There are four major classes of ubiquitin ligases: HECT-domain proteins; U-box proteins; monomeric RING finger proteins; and multisubunit complexes that contain a RING finger protein (Passmore and Barford, 2004). HECT-domain E3s are unique in that Ub is transferred to a conserved cysteine residue of the E3 in a thiolester linkage, and then the E3 transfers the Ub to the substrate (Passmore and Barford, 2004; Figure 2). This function as a covalent intermediary in the transfer of Ub is not found in other classes of E3 proteins. The RING finger motif (Really Interesting New Gene) comprises eight cysteine or histidine residues that bind two Zn²⁺ ions in a cross-brace structure (Fang et al., 2003). The U-box is structurally similar to the RING finger motif, but it does not bind Zn²⁺, instead, hydrogen bonds take the place of the Zn²⁺ in the structure (Fang et al., 2003). Monomeric RING finger E3s and U-box E3s bind to both the substrate and the E2 enzyme (Figure 2). In multimeric RING finger complexes, the RING finger protein binds the E2 while other proteins in the complex bind the substrate. These multimeric complexes fall into two classes: cullin-based complexes, and the APC/C (anaphase promoting complex/cyclosome), which contains the cullin-like protein APC2 (Vodermaier, 2004).

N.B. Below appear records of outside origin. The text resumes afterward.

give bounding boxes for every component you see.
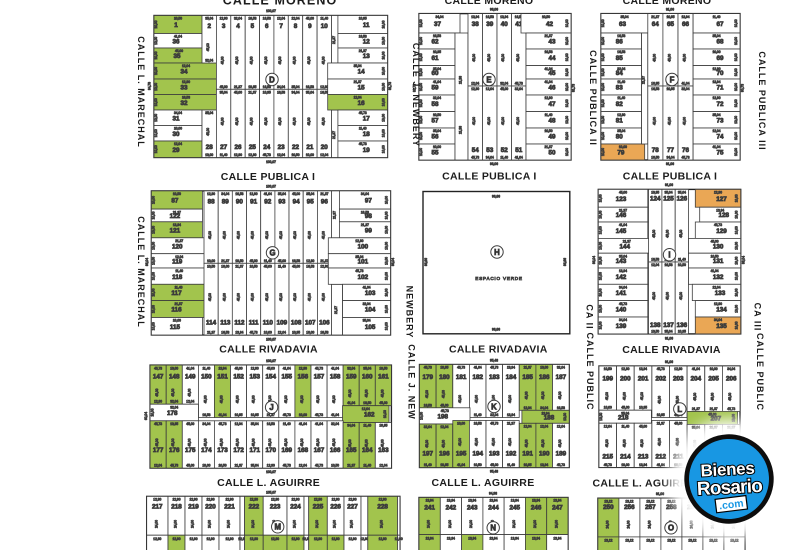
svg-text:35,04: 35,04 bbox=[292, 85, 300, 89]
svg-text:194: 194 bbox=[472, 451, 483, 458]
svg-text:91: 91 bbox=[250, 199, 258, 206]
svg-text:226: 226 bbox=[330, 504, 341, 511]
svg-text:180: 180 bbox=[439, 374, 450, 381]
svg-text:155: 155 bbox=[282, 374, 293, 381]
svg-text:16,53: 16,53 bbox=[474, 422, 482, 426]
svg-text:45,00: 45,00 bbox=[252, 438, 256, 446]
svg-text:11,40: 11,40 bbox=[622, 424, 630, 428]
svg-text:45,00: 45,00 bbox=[501, 117, 505, 125]
svg-text:163: 163 bbox=[378, 447, 389, 454]
svg-text:17: 17 bbox=[363, 115, 371, 122]
svg-text:87: 87 bbox=[171, 198, 179, 205]
svg-text:10,95: 10,95 bbox=[170, 422, 178, 426]
svg-text:108: 108 bbox=[291, 320, 302, 327]
svg-text:21,37: 21,37 bbox=[207, 331, 215, 335]
svg-text:187: 187 bbox=[556, 374, 567, 381]
svg-text:12,90: 12,90 bbox=[332, 498, 340, 502]
svg-text:45,00: 45,00 bbox=[251, 231, 255, 239]
svg-text:45,00: 45,00 bbox=[639, 424, 647, 428]
svg-text:45,73: 45,73 bbox=[619, 302, 627, 306]
svg-text:45,00: 45,00 bbox=[203, 438, 207, 446]
svg-text:13,94: 13,94 bbox=[468, 536, 476, 540]
svg-text:188: 188 bbox=[544, 414, 555, 421]
svg-text:45,73: 45,73 bbox=[424, 366, 432, 370]
svg-text:21,37: 21,37 bbox=[235, 464, 243, 468]
svg-text:157: 157 bbox=[314, 374, 325, 381]
svg-text:13,94: 13,94 bbox=[553, 536, 561, 540]
svg-text:10,00: 10,00 bbox=[384, 272, 388, 280]
svg-text:45,73: 45,73 bbox=[250, 331, 258, 335]
svg-text:10,00: 10,00 bbox=[306, 331, 314, 335]
svg-text:10,00: 10,00 bbox=[419, 19, 423, 27]
svg-text:25: 25 bbox=[249, 144, 257, 151]
svg-text:13,94: 13,94 bbox=[500, 15, 508, 19]
svg-text:45,73: 45,73 bbox=[515, 82, 523, 86]
svg-text:113: 113 bbox=[220, 320, 231, 327]
svg-text:16,53: 16,53 bbox=[424, 403, 432, 407]
svg-text:11,40: 11,40 bbox=[617, 80, 625, 84]
svg-text:45,73: 45,73 bbox=[714, 223, 722, 227]
svg-text:45,00: 45,00 bbox=[501, 54, 505, 62]
svg-text:102: 102 bbox=[358, 274, 369, 281]
svg-text:21,37: 21,37 bbox=[642, 76, 646, 84]
svg-text:45,00: 45,00 bbox=[252, 395, 256, 403]
svg-text:169: 169 bbox=[282, 447, 293, 454]
svg-text:35,04: 35,04 bbox=[713, 34, 721, 38]
svg-text:45,73: 45,73 bbox=[315, 413, 323, 417]
svg-text:98: 98 bbox=[365, 213, 373, 220]
svg-text:45,00: 45,00 bbox=[220, 85, 228, 89]
svg-text:35,04: 35,04 bbox=[433, 129, 441, 133]
svg-text:122: 122 bbox=[170, 213, 181, 220]
svg-text:CALLE J. NEWBERY: CALLE J. NEWBERY bbox=[411, 43, 421, 147]
svg-text:4: 4 bbox=[236, 23, 240, 30]
svg-text:51: 51 bbox=[515, 147, 523, 154]
svg-text:12,04: 12,04 bbox=[277, 153, 285, 157]
svg-text:CALLE PUBLICA I: CALLE PUBLICA I bbox=[442, 171, 537, 183]
svg-text:45,00: 45,00 bbox=[475, 395, 479, 403]
svg-text:13,94: 13,94 bbox=[219, 366, 227, 370]
svg-text:10,00: 10,00 bbox=[601, 19, 605, 27]
svg-text:178: 178 bbox=[167, 410, 178, 417]
svg-text:13: 13 bbox=[363, 53, 371, 60]
svg-text:10,00: 10,00 bbox=[735, 256, 739, 264]
svg-text:244: 244 bbox=[488, 505, 499, 512]
svg-text:10,00: 10,00 bbox=[170, 366, 178, 370]
svg-text:59: 59 bbox=[431, 85, 439, 92]
svg-text:9: 9 bbox=[308, 23, 312, 30]
svg-text:68: 68 bbox=[716, 39, 724, 46]
svg-text:10,50: 10,50 bbox=[678, 263, 686, 267]
svg-text:45,00: 45,00 bbox=[206, 43, 210, 51]
svg-text:54: 54 bbox=[472, 147, 480, 154]
svg-text:10,00: 10,00 bbox=[384, 226, 388, 234]
svg-text:79: 79 bbox=[617, 150, 625, 157]
svg-text:12,04: 12,04 bbox=[524, 425, 532, 429]
svg-text:10,00: 10,00 bbox=[565, 68, 569, 76]
svg-text:10,00: 10,00 bbox=[383, 410, 387, 418]
svg-text:10,00: 10,00 bbox=[202, 464, 210, 468]
svg-text:16,53: 16,53 bbox=[545, 50, 553, 54]
svg-text:10,00: 10,00 bbox=[152, 226, 156, 234]
svg-text:10,95: 10,95 bbox=[292, 331, 300, 335]
svg-text:41,04: 41,04 bbox=[457, 463, 465, 467]
svg-text:E: E bbox=[486, 75, 491, 84]
svg-text:45,00: 45,00 bbox=[268, 438, 272, 446]
svg-text:136: 136 bbox=[677, 322, 688, 329]
svg-text:46: 46 bbox=[548, 85, 556, 92]
svg-text:10,00: 10,00 bbox=[734, 116, 738, 124]
svg-text:45,00: 45,00 bbox=[525, 391, 529, 399]
svg-text:45,73: 45,73 bbox=[441, 409, 449, 413]
svg-text:J: J bbox=[269, 403, 273, 412]
svg-text:69: 69 bbox=[716, 55, 724, 62]
svg-text:10,00: 10,00 bbox=[173, 319, 181, 323]
svg-text:12,90: 12,90 bbox=[360, 537, 368, 541]
svg-text:45,00: 45,00 bbox=[321, 117, 325, 125]
svg-text:112: 112 bbox=[234, 320, 245, 327]
svg-text:35,04: 35,04 bbox=[220, 91, 228, 95]
svg-text:24,00: 24,00 bbox=[174, 520, 178, 528]
svg-text:13,94: 13,94 bbox=[507, 413, 515, 417]
svg-text:64: 64 bbox=[652, 21, 660, 28]
svg-text:176: 176 bbox=[169, 447, 180, 454]
svg-text:45,00: 45,00 bbox=[307, 231, 311, 239]
svg-text:10,00: 10,00 bbox=[601, 83, 605, 91]
svg-text:21,37: 21,37 bbox=[710, 407, 718, 411]
svg-text:45,00: 45,00 bbox=[425, 440, 429, 448]
svg-text:12,04: 12,04 bbox=[440, 425, 448, 429]
svg-text:140: 140 bbox=[616, 306, 627, 313]
svg-text:13,94: 13,94 bbox=[426, 499, 434, 503]
svg-text:162: 162 bbox=[364, 412, 375, 419]
svg-text:196: 196 bbox=[439, 451, 450, 458]
svg-text:45,00: 45,00 bbox=[619, 191, 627, 195]
svg-text:CALLE RIVADAVIA: CALLE RIVADAVIA bbox=[622, 344, 721, 356]
svg-text:204: 204 bbox=[691, 376, 702, 383]
svg-text:24,00: 24,00 bbox=[533, 520, 537, 528]
svg-text:45,00: 45,00 bbox=[472, 54, 476, 62]
svg-text:100,07: 100,07 bbox=[266, 359, 276, 363]
svg-text:100,07: 100,07 bbox=[266, 470, 276, 474]
svg-text:10,00: 10,00 bbox=[599, 226, 603, 234]
svg-text:32,04: 32,04 bbox=[557, 366, 565, 370]
svg-text:105,07: 105,07 bbox=[266, 490, 276, 494]
svg-text:45,00: 45,00 bbox=[249, 117, 253, 125]
svg-text:10,00: 10,00 bbox=[713, 50, 721, 54]
svg-text:36: 36 bbox=[172, 38, 180, 45]
svg-text:12,90: 12,90 bbox=[320, 85, 328, 89]
svg-text:21,37: 21,37 bbox=[235, 265, 243, 269]
svg-text:172: 172 bbox=[233, 447, 244, 454]
svg-text:45,00: 45,00 bbox=[222, 293, 226, 301]
svg-text:192: 192 bbox=[506, 451, 517, 458]
svg-text:16,53: 16,53 bbox=[221, 331, 229, 335]
svg-text:10,00: 10,00 bbox=[735, 321, 739, 329]
svg-text:35,04: 35,04 bbox=[306, 192, 314, 196]
svg-text:41,04: 41,04 bbox=[619, 223, 627, 227]
svg-text:45,00: 45,00 bbox=[475, 438, 479, 446]
svg-text:72: 72 bbox=[716, 101, 724, 108]
svg-text:167: 167 bbox=[314, 447, 325, 454]
svg-text:10,00: 10,00 bbox=[154, 37, 158, 45]
svg-text:24,00: 24,00 bbox=[448, 520, 452, 528]
svg-text:45,00: 45,00 bbox=[693, 392, 697, 400]
svg-text:10,00: 10,00 bbox=[601, 116, 605, 124]
svg-text:45: 45 bbox=[548, 70, 556, 77]
svg-text:182: 182 bbox=[472, 374, 483, 381]
svg-text:34,04: 34,04 bbox=[714, 318, 722, 322]
svg-text:13,94: 13,94 bbox=[173, 223, 181, 227]
svg-text:10,00: 10,00 bbox=[381, 129, 385, 137]
svg-text:12,90: 12,90 bbox=[267, 464, 275, 468]
svg-text:177: 177 bbox=[153, 447, 164, 454]
svg-text:16,53: 16,53 bbox=[665, 263, 673, 267]
svg-text:34,04: 34,04 bbox=[667, 156, 675, 160]
svg-text:10,00: 10,00 bbox=[734, 148, 738, 156]
svg-text:10,00: 10,00 bbox=[601, 148, 605, 156]
svg-text:45,73: 45,73 bbox=[457, 366, 465, 370]
svg-text:62: 62 bbox=[431, 39, 439, 46]
svg-text:13,94: 13,94 bbox=[682, 15, 690, 19]
svg-text:10,00: 10,00 bbox=[264, 331, 272, 335]
svg-text:45,00: 45,00 bbox=[187, 388, 191, 396]
svg-text:10,50: 10,50 bbox=[379, 366, 387, 370]
svg-text:173: 173 bbox=[217, 447, 228, 454]
svg-text:200: 200 bbox=[620, 376, 631, 383]
svg-text:12: 12 bbox=[363, 38, 371, 45]
svg-text:197: 197 bbox=[423, 451, 434, 458]
svg-text:96,66: 96,66 bbox=[492, 195, 500, 199]
svg-text:24: 24 bbox=[263, 144, 271, 151]
svg-text:60,04: 60,04 bbox=[144, 412, 148, 420]
svg-text:45,00: 45,00 bbox=[284, 438, 288, 446]
svg-text:85: 85 bbox=[616, 55, 624, 62]
svg-text:41,04: 41,04 bbox=[515, 156, 523, 160]
svg-text:185: 185 bbox=[522, 374, 533, 381]
svg-text:45,00: 45,00 bbox=[208, 231, 212, 239]
svg-text:13,94: 13,94 bbox=[532, 499, 540, 503]
svg-text:12,90: 12,90 bbox=[226, 537, 234, 541]
svg-text:16,53: 16,53 bbox=[486, 15, 494, 19]
svg-text:45,00: 45,00 bbox=[278, 117, 282, 125]
svg-text:96,66: 96,66 bbox=[563, 258, 567, 266]
svg-text:90,73: 90,73 bbox=[741, 84, 745, 92]
svg-text:45,00: 45,00 bbox=[222, 231, 226, 239]
svg-text:45,00: 45,00 bbox=[236, 438, 240, 446]
svg-text:45,00: 45,00 bbox=[541, 391, 545, 399]
svg-text:35,04: 35,04 bbox=[665, 329, 673, 333]
svg-text:45,00: 45,00 bbox=[666, 229, 670, 237]
svg-text:45,00: 45,00 bbox=[221, 56, 225, 64]
svg-text:16,53: 16,53 bbox=[277, 91, 285, 95]
svg-text:127: 127 bbox=[716, 196, 727, 203]
svg-text:45,00: 45,00 bbox=[264, 56, 268, 64]
svg-text:45,00: 45,00 bbox=[679, 292, 683, 300]
svg-text:10,95: 10,95 bbox=[678, 329, 686, 333]
svg-text:45,73: 45,73 bbox=[604, 463, 612, 467]
svg-text:47: 47 bbox=[548, 101, 556, 108]
svg-text:12,90: 12,90 bbox=[226, 498, 234, 502]
svg-text:109: 109 bbox=[277, 320, 288, 327]
svg-text:198: 198 bbox=[438, 414, 449, 421]
svg-text:12,90: 12,90 bbox=[714, 191, 722, 195]
svg-text:45,00: 45,00 bbox=[293, 293, 297, 301]
svg-text:10,00: 10,00 bbox=[152, 196, 156, 204]
svg-text:71: 71 bbox=[716, 85, 724, 92]
svg-text:45,00: 45,00 bbox=[425, 390, 429, 398]
svg-text:CALLE L. MARECHAL: CALLE L. MARECHAL bbox=[136, 36, 146, 148]
svg-text:10,00: 10,00 bbox=[565, 37, 569, 45]
svg-text:45,00: 45,00 bbox=[440, 403, 448, 407]
svg-text:45,00: 45,00 bbox=[264, 117, 268, 125]
svg-text:13,12: 13,12 bbox=[730, 539, 738, 543]
svg-text:10,50: 10,50 bbox=[542, 15, 550, 19]
svg-text:73: 73 bbox=[716, 117, 724, 124]
svg-text:45,00: 45,00 bbox=[292, 192, 300, 196]
svg-text:CALLE MORENO: CALLE MORENO bbox=[223, 0, 338, 8]
svg-text:67: 67 bbox=[716, 21, 724, 28]
svg-text:18: 18 bbox=[363, 131, 371, 138]
svg-text:61: 61 bbox=[431, 55, 439, 62]
svg-text:16: 16 bbox=[358, 100, 366, 107]
svg-text:214: 214 bbox=[620, 453, 631, 460]
svg-text:13,94: 13,94 bbox=[713, 80, 721, 84]
svg-text:41,04: 41,04 bbox=[711, 269, 719, 273]
svg-text:10,50: 10,50 bbox=[651, 156, 659, 160]
svg-text:45,00: 45,00 bbox=[279, 231, 283, 239]
svg-text:34,04: 34,04 bbox=[292, 91, 300, 95]
svg-text:10,00: 10,00 bbox=[457, 422, 465, 426]
svg-text:CALLE PUBLICA I: CALLE PUBLICA I bbox=[221, 171, 316, 183]
svg-text:195: 195 bbox=[456, 451, 467, 458]
svg-text:45,00: 45,00 bbox=[251, 293, 255, 301]
svg-text:45,00: 45,00 bbox=[605, 439, 609, 447]
svg-text:35,04: 35,04 bbox=[354, 64, 362, 68]
svg-text:96,04: 96,04 bbox=[741, 256, 745, 264]
svg-text:45,73: 45,73 bbox=[355, 269, 363, 273]
svg-text:13,94: 13,94 bbox=[447, 499, 455, 503]
svg-text:12,90: 12,90 bbox=[617, 113, 625, 117]
svg-text:21,37: 21,37 bbox=[332, 131, 336, 139]
svg-text:45,00: 45,00 bbox=[306, 17, 314, 21]
svg-text:10,95: 10,95 bbox=[359, 17, 367, 21]
svg-text:156: 156 bbox=[298, 374, 309, 381]
svg-text:96,06: 96,06 bbox=[490, 162, 498, 166]
svg-text:41,04: 41,04 bbox=[283, 366, 291, 370]
svg-text:13,94: 13,94 bbox=[490, 499, 498, 503]
svg-text:24,00: 24,00 bbox=[154, 520, 158, 528]
svg-text:13,94: 13,94 bbox=[540, 463, 548, 467]
svg-text:45,00: 45,00 bbox=[652, 117, 656, 125]
svg-text:13,94: 13,94 bbox=[426, 536, 434, 540]
svg-text:84: 84 bbox=[616, 70, 624, 77]
svg-text:119: 119 bbox=[172, 259, 183, 266]
svg-text:12,90: 12,90 bbox=[379, 498, 387, 502]
svg-text:206: 206 bbox=[726, 376, 737, 383]
svg-text:13,94: 13,94 bbox=[471, 15, 479, 19]
svg-text:24,00: 24,00 bbox=[469, 520, 473, 528]
svg-text:10,00: 10,00 bbox=[599, 242, 603, 250]
svg-text:12,90: 12,90 bbox=[314, 498, 322, 502]
svg-text:103: 103 bbox=[365, 290, 376, 297]
svg-text:32,04: 32,04 bbox=[500, 82, 508, 86]
svg-text:CALLE PUBLICA II: CALLE PUBLICA II bbox=[588, 50, 598, 146]
svg-text:134: 134 bbox=[716, 306, 727, 313]
svg-text:12,90: 12,90 bbox=[207, 498, 215, 502]
svg-text:10,50: 10,50 bbox=[235, 259, 243, 263]
svg-text:D: D bbox=[269, 75, 275, 84]
svg-text:45,00: 45,00 bbox=[208, 293, 212, 301]
svg-text:10,95: 10,95 bbox=[651, 191, 659, 195]
svg-text:12,04: 12,04 bbox=[471, 82, 479, 86]
svg-text:104: 104 bbox=[365, 307, 376, 314]
svg-text:219: 219 bbox=[188, 504, 199, 511]
svg-text:45,73: 45,73 bbox=[219, 422, 227, 426]
svg-text:3: 3 bbox=[222, 23, 226, 30]
svg-text:10,00: 10,00 bbox=[154, 20, 158, 28]
svg-text:111: 111 bbox=[249, 320, 259, 327]
svg-text:CALLE RIVADAVIA: CALLE RIVADAVIA bbox=[449, 344, 548, 356]
svg-text:11,40: 11,40 bbox=[175, 269, 183, 273]
svg-text:F: F bbox=[670, 75, 675, 84]
svg-text:16,53: 16,53 bbox=[320, 331, 328, 335]
svg-text:41,04: 41,04 bbox=[315, 422, 323, 426]
svg-text:45,00: 45,00 bbox=[220, 438, 224, 446]
svg-text:165: 165 bbox=[346, 447, 357, 454]
svg-text:45,00: 45,00 bbox=[541, 439, 545, 447]
svg-text:45,00: 45,00 bbox=[441, 440, 445, 448]
svg-text:41,04: 41,04 bbox=[299, 422, 307, 426]
svg-text:142: 142 bbox=[616, 274, 627, 281]
svg-text:220: 220 bbox=[205, 504, 216, 511]
svg-text:158: 158 bbox=[330, 374, 341, 381]
svg-text:32,04: 32,04 bbox=[347, 366, 355, 370]
svg-text:45,00: 45,00 bbox=[605, 392, 609, 400]
svg-text:12,90: 12,90 bbox=[173, 537, 181, 541]
svg-text:45,00: 45,00 bbox=[235, 117, 239, 125]
svg-text:10,00: 10,00 bbox=[154, 67, 158, 75]
svg-text:O: O bbox=[668, 524, 674, 533]
svg-text:31: 31 bbox=[172, 115, 180, 122]
svg-text:10,00: 10,00 bbox=[154, 145, 158, 153]
svg-text:24,00: 24,00 bbox=[554, 520, 558, 528]
svg-text:13,94: 13,94 bbox=[235, 331, 243, 335]
svg-text:13,12: 13,12 bbox=[604, 499, 612, 503]
svg-text:10,00: 10,00 bbox=[419, 148, 423, 156]
svg-text:10,00: 10,00 bbox=[381, 20, 385, 28]
svg-text:10,50: 10,50 bbox=[173, 192, 181, 196]
svg-text:11,40: 11,40 bbox=[545, 113, 553, 117]
svg-text:65: 65 bbox=[667, 21, 675, 28]
svg-text:13,94: 13,94 bbox=[511, 536, 519, 540]
svg-text:45,00: 45,00 bbox=[458, 438, 462, 446]
svg-text:96,04: 96,04 bbox=[592, 256, 596, 264]
svg-text:186: 186 bbox=[539, 374, 550, 381]
svg-text:10,00: 10,00 bbox=[154, 83, 158, 91]
svg-text:78: 78 bbox=[652, 147, 660, 154]
svg-text:35,04: 35,04 bbox=[363, 366, 371, 370]
svg-text:24,00: 24,00 bbox=[208, 520, 212, 528]
svg-text:45,00: 45,00 bbox=[292, 265, 300, 269]
svg-text:10,95: 10,95 bbox=[667, 87, 675, 91]
svg-text:24,00: 24,00 bbox=[227, 520, 231, 528]
svg-text:10,00: 10,00 bbox=[152, 242, 156, 250]
svg-text:45,00: 45,00 bbox=[622, 439, 626, 447]
svg-text:45,00: 45,00 bbox=[674, 422, 682, 426]
svg-text:100,07: 100,07 bbox=[266, 337, 276, 341]
svg-text:11,40: 11,40 bbox=[220, 153, 228, 157]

Figure 2. A) Structural model of HECT-domain E3 complex. The mechanism for the conjugation of Ub to a substrate by a HECT-domain E3 is shown. The E2 binds the N-terminal lobe of the HECT-domain E3 (top) and transfers Ub to the C-terminal lobe via a thiolester linkage (middle). The C-terminal lobe swivels on a hinge-loop and catalyzes the transfer of Ub to the substrate protein (bottom). B) Model of U-box or monomeric RING finger E3s. The U-box or RING finger domains of the E3 are directly involved in binding the E2. C) Model of SCF complexes. The N-terminus of CUL-1 binds the adaptor Skp1 (SKR proteins in C. elegans), while the C-terminus binds the RING finger protein Rbx1, which binds the E2. The substrate recognition subunit (SRS) binds to Skp1 through an F-box motif. D) Model of CUL-2-based E3 complexes. The N-terminus of CUL-2 binds to the adaptor elongin C (ELC-1), which is in complex with elongin B (ELB-1). The SRS binds to elongin C through a BC-box motif. E) Model of CUL-3-based E3 complexes. The N-terminus of CUL-3 binds directly to the SRS, which utilizes a BTB/POZ domain to bind to CUL-3.